The Devil in Disguise.


Words sweet like sugar but leave you with a sour aftertaste. The prettiest face with the most deceiving eyes. A heart capable to make yours break. I didn't go into it blindly but I went all in, no hesitation. I hate the word regret so I'm not gonna use it. The exit is right in front of me and I'm willingly deciding to walk past it every single day. 

Lies or feelings that faded? I'll never know. Manipulation or the moment's rush? I love the thrill either way. A hug that put back all my pieces only to break me even harder in ways I didn't know I could be divided. When you get a taste of heaven how could you ever go back to just being alive?

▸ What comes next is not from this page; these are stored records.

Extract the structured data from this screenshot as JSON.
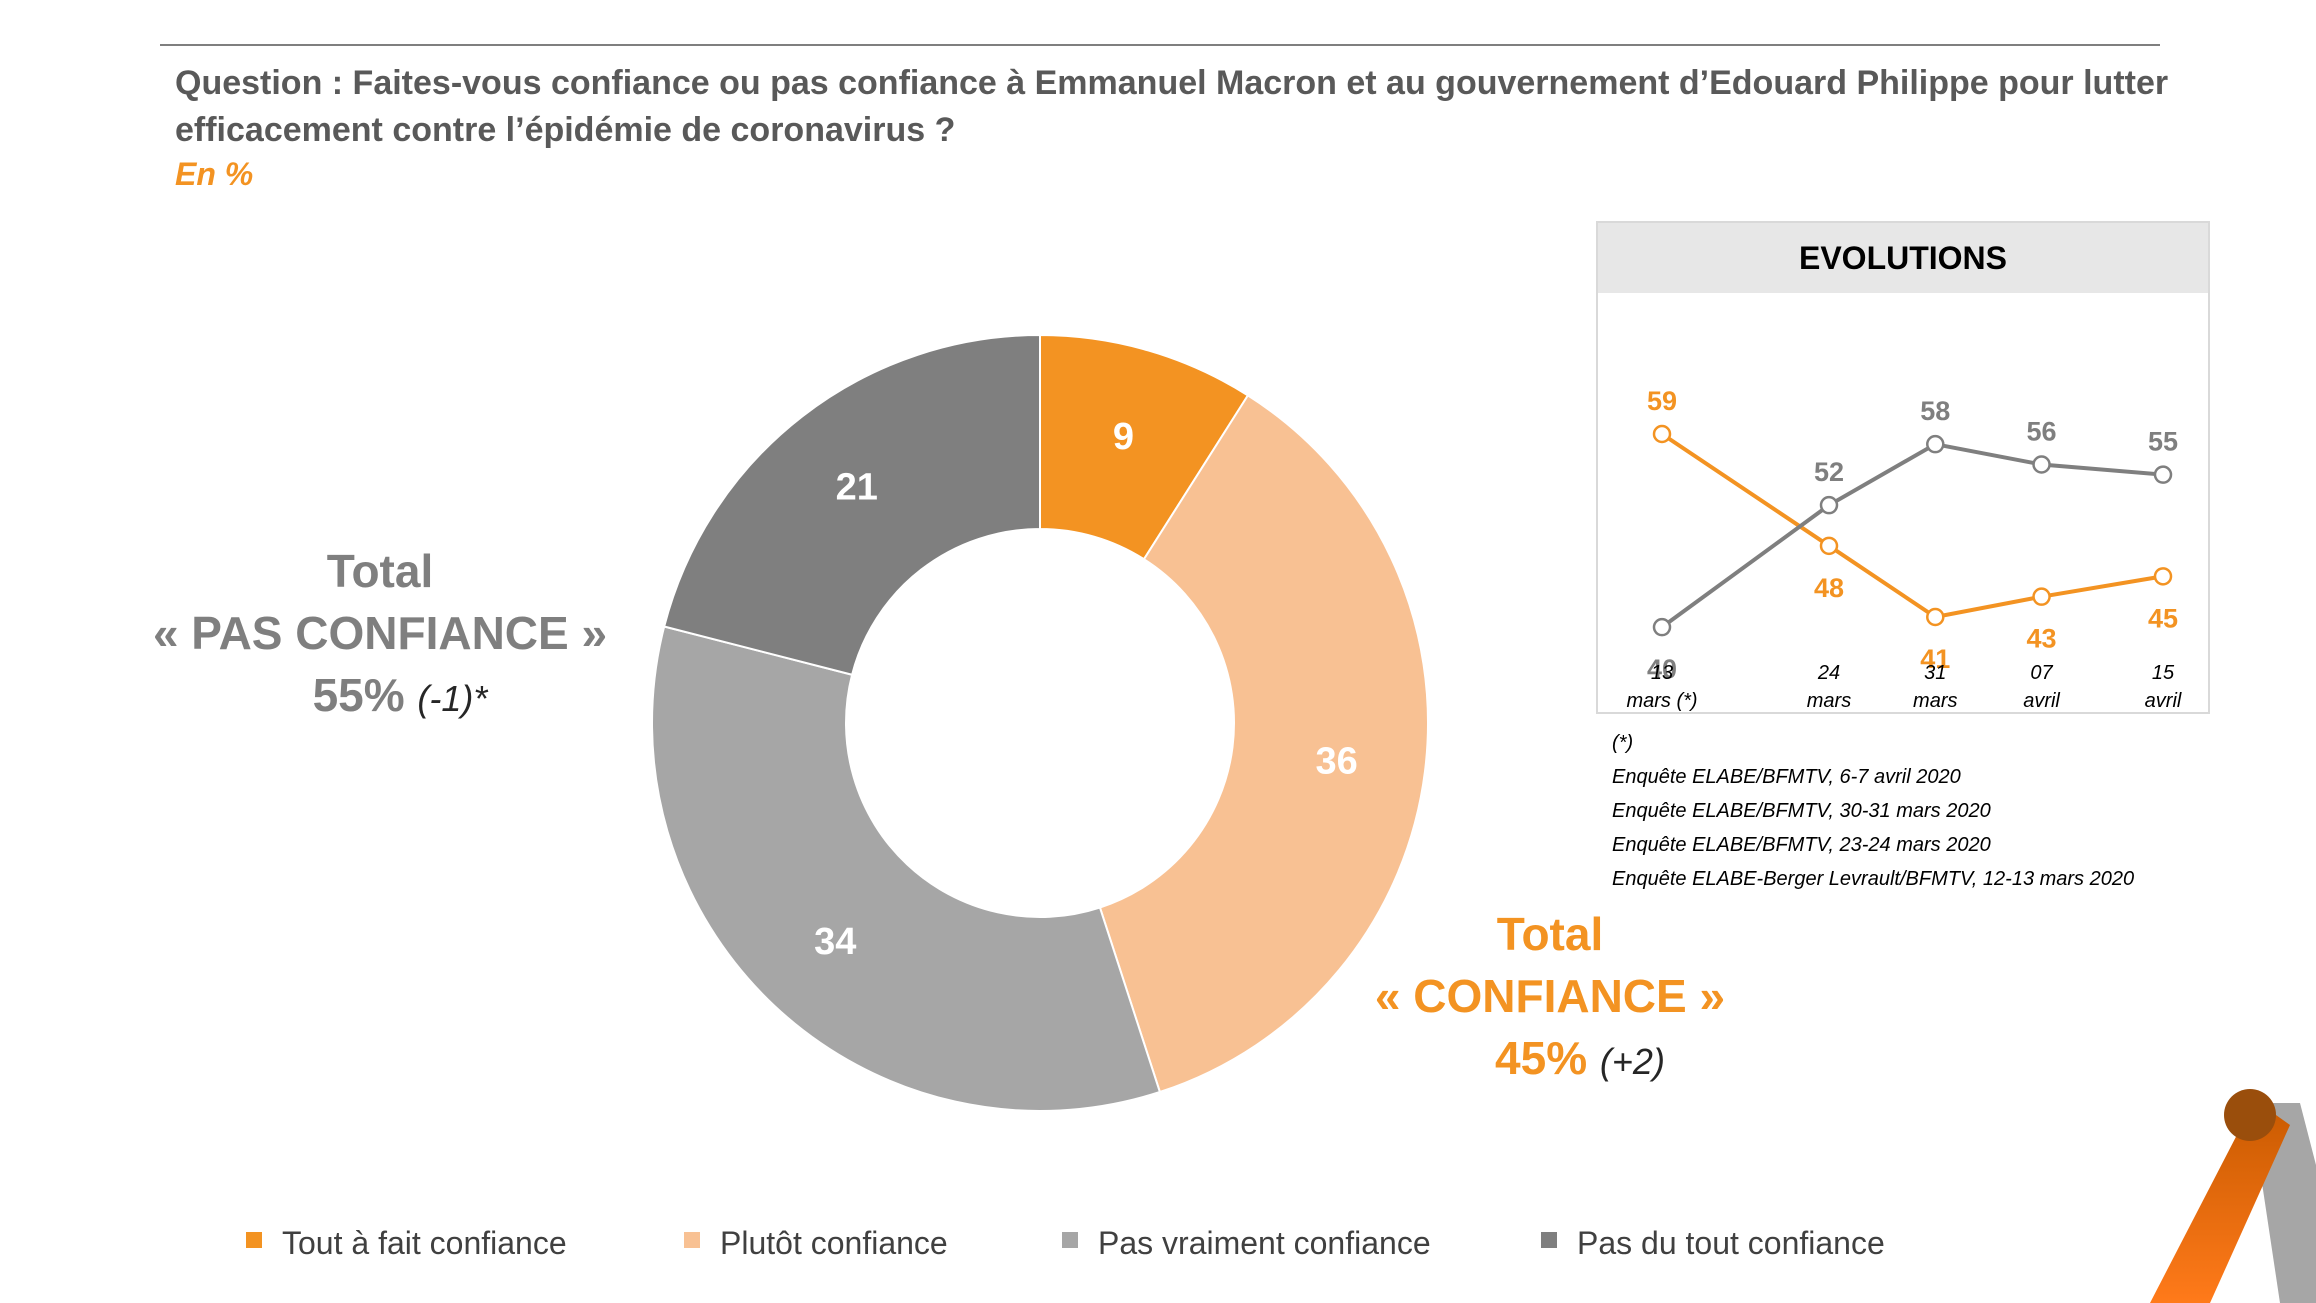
{
  "question": "Question : Faites-vous confiance ou pas confiance à Emmanuel Macron et au gouvernement d’Edouard Philippe pour lutter efficacement contre l’épidémie de coronavirus ?",
  "unit": "En %",
  "totals": {
    "no": {
      "line1": "Total",
      "line2": "« PAS CONFIANCE »",
      "pct": "55%",
      "change": "(-1)*"
    },
    "yes": {
      "line1": "Total",
      "line2": "« CONFIANCE »",
      "pct": "45%",
      "change": "(+2)"
    }
  },
  "evolutions_title": "EVOLUTIONS",
  "notes": [
    "(*)",
    "Enquête ELABE/BFMTV, 6-7 avril 2020",
    "Enquête ELABE/BFMTV, 30-31 mars 2020",
    "Enquête ELABE/BFMTV, 23-24 mars 2020",
    "Enquête ELABE-Berger Levrault/BFMTV, 12-13 mars 2020"
  ],
  "chart_data": [
    {
      "type": "pie",
      "donut": true,
      "categories": [
        "Tout à fait confiance",
        "Plutôt confiance",
        "Pas vraiment confiance",
        "Pas du tout confiance"
      ],
      "values": [
        9,
        36,
        34,
        21
      ],
      "colors": [
        "#f39322",
        "#f8c193",
        "#a6a6a6",
        "#7f7f7f"
      ],
      "legend_position": "bottom"
    },
    {
      "type": "line",
      "x": [
        [
          "13",
          "mars (*)"
        ],
        [
          "24",
          "mars"
        ],
        [
          "31",
          "mars"
        ],
        [
          "07",
          "avril"
        ],
        [
          "15",
          "avril"
        ]
      ],
      "x_days": [
        0,
        11,
        18,
        25,
        33
      ],
      "series": [
        {
          "values": [
            59,
            48,
            41,
            43,
            45
          ],
          "color": "#f39322"
        },
        {
          "values": [
            40,
            52,
            58,
            56,
            55
          ],
          "color": "#7f7f7f"
        }
      ],
      "ylim": [
        35,
        65
      ],
      "grid": false
    }
  ]
}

Scattered words and emotions untold. I'm a self called artist and she's my masterpiece. And when it all falls down, I'll be left with artwork like no other and the bittersweet taste of nothingness amongst the everything I felt for her. That's how I'll know it was all worth it. 

And I'll miss her every day I don't get to experience her energy in person, I'll try to find her in all kinds of sins. But there's no one just like the devil you know. So I might keep going back to her until I'm all out of inspiration or words to tell her worth listening.

I tried to make her mine in so many ways ever since I met her. But I could never tame a beast so rare. All the things she told me I've heard before, but how she managed to make me believe them again, even a little bit, is unknown to me. 

She woke my muse and my past traumas. I'm always fully aware of it but refuse to let go. I saw the end before we even began. I guess my need for chaos is stronger than my survival instinct. She's been a nightmare all along but all I can do is daydream about her.